Sign of the Times

Hong Kong-based wine auctions are flourishing, but they're not the place to find bargains

The auction houses have cashed in since Hong Kong’s wine import tax was reduced to zero

When Hong Kong’s wine import tax was reduced to zero in 2008, the theoretical justification was that it would establish the city as “Asia’s wine hub”.

It was never clearly stated what exactly the Government imagined a “wine hub” to be, nor any evidence presented that Asia had any need of one. Five years on though the role that we have assumed in the global wine trade is clear. In revenue terms Hong Kong is the wine auction centre not just of Asia, but of the world.

That has not been the only consequence of the tax policy of course. The wholesale and retail wine trade have each expanded exponentially, although that has been a mixed blessing. The wine storage and logistics business has also mushroomed.
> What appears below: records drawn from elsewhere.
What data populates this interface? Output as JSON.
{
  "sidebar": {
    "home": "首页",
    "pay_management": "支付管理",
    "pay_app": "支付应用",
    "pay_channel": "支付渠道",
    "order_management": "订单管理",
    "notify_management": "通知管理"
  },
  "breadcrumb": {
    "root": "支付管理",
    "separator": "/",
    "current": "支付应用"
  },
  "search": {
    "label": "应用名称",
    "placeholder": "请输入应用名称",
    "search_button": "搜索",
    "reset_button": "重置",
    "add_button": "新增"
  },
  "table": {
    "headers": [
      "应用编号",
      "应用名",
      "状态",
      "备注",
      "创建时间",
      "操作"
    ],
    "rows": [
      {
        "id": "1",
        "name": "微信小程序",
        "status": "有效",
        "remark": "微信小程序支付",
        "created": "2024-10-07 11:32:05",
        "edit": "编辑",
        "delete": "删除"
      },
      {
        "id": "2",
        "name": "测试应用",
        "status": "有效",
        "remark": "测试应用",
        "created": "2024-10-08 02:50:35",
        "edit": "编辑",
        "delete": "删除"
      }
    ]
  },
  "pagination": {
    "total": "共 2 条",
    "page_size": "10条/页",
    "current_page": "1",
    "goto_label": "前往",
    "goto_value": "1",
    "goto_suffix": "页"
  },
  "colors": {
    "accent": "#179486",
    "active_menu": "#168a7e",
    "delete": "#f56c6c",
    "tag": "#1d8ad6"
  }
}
Low-end wines are cheaper in supermarkets, although savings made from the removal of the tax have generally not been passed on to customers by fine wine retailers, or by the bar and restaurant trade.

Without any doubt though the principal beneficiaries have been the auction houses – most notably British auctioneers Bonhams, Christie’s, and Sotheby’s, and US wine auction specialists Zachy’s and Acker, Merrall and Condit (AMC).

It was Bonhams that held the first auction after the removal of tax, but like Christies’s and Sotheby’s, while is has a strong fine wines department its business is auctions in general rather than wine in particular.

Those three auction houses have realized significant multiples of millions of dollars from sales of fine wines and spirits in Hong Kong over the past five years, but they have auctions of art, antiques and other collectibles to present as well.